Net earned premium increased 5% on a constant currency basis, reflecting gross written premium growth coupled with reduced reinsurance spend following the renegotiation and restructuring of the Group’s reinsurance protections effective 1 January 2017.


Gross earned premium by class of business
Gross written premium

Claims expense

Latin America’s net claims ratio deteriorated to 64.5% from 56.1% in the prior year, reflecting adverse prior accident year claims development coupled with heightened large individual risk and catastrophe claims activity and a deterioration in the attritional claims ratio.

The underwriting result was impacted by $14 million of adverse prior accident year claims experience which increased the net claims ratio by 2.0%, primarily due to Colombia (SOAT and liability business), compared with $11 million of favourable development in 2016 which benefited the claims ratio by 1.6%.

The attritional claims ratio increased to 53.6% from 51.9% in the prior period, largely due to adverse experience in Colombian SOAT, increased frequency of medium-sized claims in Mexico and competitive pricing pressure in Brazilian travel insurance and Ecuadorian motor, partially offset by improvement in the Argentine motor portfolio.

The combined net cost of large individual risk and catastrophe claims increased to 3.5% of net earned premium from 2.2% in the prior period.

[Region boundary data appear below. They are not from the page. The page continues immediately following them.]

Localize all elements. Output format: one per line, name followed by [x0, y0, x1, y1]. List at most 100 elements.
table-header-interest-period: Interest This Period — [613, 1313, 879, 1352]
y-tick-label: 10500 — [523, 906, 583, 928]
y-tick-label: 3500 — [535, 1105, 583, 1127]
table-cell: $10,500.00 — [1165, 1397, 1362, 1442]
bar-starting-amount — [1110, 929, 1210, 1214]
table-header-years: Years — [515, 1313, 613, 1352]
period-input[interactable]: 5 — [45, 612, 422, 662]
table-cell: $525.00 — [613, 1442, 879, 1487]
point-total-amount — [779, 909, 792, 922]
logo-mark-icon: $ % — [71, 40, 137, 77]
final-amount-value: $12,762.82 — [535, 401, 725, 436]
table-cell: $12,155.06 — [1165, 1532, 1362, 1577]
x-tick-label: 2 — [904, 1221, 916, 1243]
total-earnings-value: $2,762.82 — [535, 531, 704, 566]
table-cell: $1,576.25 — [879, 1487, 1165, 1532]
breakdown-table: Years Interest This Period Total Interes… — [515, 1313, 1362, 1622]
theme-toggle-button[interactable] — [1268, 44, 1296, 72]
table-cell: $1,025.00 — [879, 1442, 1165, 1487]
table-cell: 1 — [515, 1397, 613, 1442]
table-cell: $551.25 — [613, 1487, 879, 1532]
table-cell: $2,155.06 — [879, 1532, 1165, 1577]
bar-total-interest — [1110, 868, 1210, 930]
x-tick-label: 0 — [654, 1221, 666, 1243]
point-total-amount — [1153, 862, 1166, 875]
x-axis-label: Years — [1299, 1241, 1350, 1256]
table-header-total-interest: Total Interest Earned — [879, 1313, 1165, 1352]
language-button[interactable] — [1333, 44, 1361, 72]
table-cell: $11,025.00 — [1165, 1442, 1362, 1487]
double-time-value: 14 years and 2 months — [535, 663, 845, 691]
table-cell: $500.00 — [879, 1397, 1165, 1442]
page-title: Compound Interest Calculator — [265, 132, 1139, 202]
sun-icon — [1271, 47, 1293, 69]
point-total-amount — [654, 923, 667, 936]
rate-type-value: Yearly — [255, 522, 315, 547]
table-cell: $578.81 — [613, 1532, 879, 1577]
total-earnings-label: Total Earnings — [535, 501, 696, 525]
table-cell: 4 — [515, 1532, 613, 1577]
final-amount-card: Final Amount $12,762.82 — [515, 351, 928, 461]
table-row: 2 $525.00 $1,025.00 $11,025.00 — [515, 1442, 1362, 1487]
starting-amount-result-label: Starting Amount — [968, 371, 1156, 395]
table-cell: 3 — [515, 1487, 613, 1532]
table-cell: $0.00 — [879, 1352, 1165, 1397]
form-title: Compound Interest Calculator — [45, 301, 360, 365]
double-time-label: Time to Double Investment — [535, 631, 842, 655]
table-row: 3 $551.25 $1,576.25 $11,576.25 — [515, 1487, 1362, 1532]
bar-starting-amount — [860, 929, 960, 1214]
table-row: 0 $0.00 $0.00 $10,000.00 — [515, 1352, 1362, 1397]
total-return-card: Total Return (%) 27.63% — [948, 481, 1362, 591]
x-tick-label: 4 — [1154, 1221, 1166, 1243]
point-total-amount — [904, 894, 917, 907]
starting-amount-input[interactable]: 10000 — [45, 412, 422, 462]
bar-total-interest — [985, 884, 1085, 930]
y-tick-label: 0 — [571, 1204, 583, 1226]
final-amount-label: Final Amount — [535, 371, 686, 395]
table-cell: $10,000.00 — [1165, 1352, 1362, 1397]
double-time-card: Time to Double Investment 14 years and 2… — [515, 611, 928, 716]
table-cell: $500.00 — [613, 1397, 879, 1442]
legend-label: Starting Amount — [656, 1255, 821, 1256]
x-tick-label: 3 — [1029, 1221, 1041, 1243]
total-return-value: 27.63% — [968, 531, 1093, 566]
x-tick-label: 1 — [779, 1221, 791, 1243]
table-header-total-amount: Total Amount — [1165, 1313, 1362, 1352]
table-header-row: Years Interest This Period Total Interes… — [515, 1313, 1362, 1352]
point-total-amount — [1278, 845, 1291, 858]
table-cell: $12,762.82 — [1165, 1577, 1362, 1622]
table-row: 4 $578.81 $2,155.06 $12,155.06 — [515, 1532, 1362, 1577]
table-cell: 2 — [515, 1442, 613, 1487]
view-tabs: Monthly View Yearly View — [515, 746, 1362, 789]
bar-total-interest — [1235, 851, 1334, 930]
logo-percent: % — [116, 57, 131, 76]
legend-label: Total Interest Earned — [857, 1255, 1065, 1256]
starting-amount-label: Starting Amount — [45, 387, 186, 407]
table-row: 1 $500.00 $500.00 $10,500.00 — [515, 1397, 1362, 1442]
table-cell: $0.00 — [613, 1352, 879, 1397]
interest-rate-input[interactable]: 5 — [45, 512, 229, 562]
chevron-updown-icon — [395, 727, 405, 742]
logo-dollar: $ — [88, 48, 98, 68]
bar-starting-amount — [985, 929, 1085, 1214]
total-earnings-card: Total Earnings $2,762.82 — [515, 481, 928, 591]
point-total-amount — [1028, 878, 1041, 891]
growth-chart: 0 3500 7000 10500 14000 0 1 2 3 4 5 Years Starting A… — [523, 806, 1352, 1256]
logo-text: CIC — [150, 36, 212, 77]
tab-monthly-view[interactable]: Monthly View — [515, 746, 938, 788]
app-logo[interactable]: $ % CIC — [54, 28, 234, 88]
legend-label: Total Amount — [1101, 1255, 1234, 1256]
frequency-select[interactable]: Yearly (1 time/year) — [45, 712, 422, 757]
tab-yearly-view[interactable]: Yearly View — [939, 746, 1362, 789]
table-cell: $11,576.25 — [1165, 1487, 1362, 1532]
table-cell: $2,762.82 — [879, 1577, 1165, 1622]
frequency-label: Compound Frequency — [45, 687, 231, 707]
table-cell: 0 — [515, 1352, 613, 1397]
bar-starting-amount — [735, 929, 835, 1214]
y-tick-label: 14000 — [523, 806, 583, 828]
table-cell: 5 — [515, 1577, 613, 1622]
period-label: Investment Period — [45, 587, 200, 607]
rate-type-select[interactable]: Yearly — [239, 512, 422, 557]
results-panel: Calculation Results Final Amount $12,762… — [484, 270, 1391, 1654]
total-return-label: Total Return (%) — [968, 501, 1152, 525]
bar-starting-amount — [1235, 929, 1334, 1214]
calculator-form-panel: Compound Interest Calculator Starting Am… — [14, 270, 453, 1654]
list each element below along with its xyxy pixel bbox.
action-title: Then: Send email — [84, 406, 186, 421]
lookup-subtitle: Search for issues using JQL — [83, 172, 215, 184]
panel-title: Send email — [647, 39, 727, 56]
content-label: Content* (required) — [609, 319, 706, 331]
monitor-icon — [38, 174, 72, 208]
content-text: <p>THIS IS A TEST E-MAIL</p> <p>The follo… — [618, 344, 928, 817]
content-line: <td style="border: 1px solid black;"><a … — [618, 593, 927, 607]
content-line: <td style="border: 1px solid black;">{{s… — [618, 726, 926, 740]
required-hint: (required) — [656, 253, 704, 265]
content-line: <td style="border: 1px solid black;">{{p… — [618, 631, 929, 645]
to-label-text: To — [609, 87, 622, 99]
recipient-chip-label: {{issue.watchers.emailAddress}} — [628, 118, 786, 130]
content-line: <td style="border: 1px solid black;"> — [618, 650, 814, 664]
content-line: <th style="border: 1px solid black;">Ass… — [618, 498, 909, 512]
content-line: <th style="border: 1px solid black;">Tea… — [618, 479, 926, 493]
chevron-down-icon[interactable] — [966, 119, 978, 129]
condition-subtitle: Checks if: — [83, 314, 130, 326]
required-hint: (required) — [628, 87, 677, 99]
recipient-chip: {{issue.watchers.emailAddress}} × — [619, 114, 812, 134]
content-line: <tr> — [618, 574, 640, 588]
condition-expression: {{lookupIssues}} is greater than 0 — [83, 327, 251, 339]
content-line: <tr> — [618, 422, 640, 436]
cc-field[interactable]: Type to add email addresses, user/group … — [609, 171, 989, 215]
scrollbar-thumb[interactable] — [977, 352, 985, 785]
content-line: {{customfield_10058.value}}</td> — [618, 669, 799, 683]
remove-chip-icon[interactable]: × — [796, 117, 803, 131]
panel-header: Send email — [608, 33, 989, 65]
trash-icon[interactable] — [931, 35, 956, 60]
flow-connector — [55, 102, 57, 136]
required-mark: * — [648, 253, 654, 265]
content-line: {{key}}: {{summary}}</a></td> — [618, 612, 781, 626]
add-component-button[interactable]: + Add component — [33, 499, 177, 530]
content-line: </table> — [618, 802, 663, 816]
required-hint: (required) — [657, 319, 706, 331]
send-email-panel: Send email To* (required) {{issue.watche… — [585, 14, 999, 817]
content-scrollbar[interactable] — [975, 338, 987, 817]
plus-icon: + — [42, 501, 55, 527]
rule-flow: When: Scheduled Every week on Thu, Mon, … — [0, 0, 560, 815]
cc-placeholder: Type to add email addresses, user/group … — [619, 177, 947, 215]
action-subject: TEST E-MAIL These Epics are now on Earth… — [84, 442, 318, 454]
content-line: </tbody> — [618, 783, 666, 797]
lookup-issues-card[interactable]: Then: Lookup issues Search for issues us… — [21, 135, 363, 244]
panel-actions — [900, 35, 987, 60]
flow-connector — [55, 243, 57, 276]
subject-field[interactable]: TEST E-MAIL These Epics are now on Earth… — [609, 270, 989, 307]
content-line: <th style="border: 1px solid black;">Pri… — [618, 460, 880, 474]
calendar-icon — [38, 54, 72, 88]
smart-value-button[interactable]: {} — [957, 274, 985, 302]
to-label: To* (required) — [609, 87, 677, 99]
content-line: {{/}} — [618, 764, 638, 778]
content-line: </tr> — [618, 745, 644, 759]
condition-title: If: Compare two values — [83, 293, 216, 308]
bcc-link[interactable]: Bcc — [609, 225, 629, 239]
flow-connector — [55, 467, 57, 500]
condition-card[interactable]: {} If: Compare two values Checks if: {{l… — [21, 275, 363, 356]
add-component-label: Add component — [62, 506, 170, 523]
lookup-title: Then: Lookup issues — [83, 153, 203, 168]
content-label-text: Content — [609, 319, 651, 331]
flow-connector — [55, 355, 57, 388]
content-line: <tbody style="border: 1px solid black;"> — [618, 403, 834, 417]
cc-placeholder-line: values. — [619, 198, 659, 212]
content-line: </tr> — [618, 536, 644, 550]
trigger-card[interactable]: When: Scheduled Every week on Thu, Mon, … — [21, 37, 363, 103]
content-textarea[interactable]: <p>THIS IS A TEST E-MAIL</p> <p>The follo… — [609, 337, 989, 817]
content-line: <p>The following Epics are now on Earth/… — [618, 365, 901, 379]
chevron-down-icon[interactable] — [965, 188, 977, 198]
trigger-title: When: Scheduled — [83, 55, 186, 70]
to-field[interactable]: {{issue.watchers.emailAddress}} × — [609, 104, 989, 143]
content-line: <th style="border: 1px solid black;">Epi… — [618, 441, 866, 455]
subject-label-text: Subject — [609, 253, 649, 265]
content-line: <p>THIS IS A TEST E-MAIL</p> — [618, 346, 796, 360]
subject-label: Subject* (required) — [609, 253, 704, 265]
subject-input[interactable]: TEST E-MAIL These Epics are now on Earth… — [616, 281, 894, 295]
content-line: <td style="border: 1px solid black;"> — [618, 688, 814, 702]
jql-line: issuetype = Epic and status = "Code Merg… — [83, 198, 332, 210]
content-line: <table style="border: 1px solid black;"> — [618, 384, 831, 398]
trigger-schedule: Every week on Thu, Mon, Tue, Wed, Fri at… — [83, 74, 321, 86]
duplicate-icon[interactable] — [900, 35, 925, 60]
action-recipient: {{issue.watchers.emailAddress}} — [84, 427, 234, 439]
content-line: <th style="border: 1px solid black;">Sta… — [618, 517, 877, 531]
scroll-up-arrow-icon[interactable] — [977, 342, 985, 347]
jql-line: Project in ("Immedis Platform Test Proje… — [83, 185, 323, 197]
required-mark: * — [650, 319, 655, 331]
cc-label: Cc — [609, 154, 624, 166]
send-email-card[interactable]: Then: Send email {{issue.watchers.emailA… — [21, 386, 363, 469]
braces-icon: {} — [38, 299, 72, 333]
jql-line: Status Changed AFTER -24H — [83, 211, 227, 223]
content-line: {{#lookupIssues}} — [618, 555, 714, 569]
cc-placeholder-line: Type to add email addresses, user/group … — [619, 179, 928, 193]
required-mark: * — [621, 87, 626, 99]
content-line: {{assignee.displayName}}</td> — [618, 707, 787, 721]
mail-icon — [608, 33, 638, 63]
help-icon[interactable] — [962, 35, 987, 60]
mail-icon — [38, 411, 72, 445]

Catastrophe claims increased to 2.7% of net earned premium from 1.9% a year earlier, notwithstanding 2016 including significant costs associated with the earthquake in Ecuador. Catastrophe activity included flood losses in Argentina and Chile (prior to sale), two earthquakes in Mexico and of course Hurricane Maria which devastated Puerto Rico. Large individual risk claims increased to 0.8% of net earned premium from 0.3% in the prior year, most notably due to large fire claims in Mexico.

Commission and expenses

Latin America’s commission ratio increased to 26.0% from 25.2% in the prior year, mostly due to business mix changes and one-off costs related to Brazilian affinity businesses.

The underwriting expense ratio also increased to 22.7% from 21.6% in the prior period, reflecting higher staff costs in Argentina (driven by inflation and mandatory union salary increases) along with one-off provisioning including restructuring costs related to the establishment of a standalone Latin American Operations, doubtful debts, software impairments and property revaluation taxes.

Outlook

Following the completion of a strategic review, we have decided to exit the Latin American region as part of a broader strategy to simplify the Group’s geographic footprint and improve the quality and consistency of our results.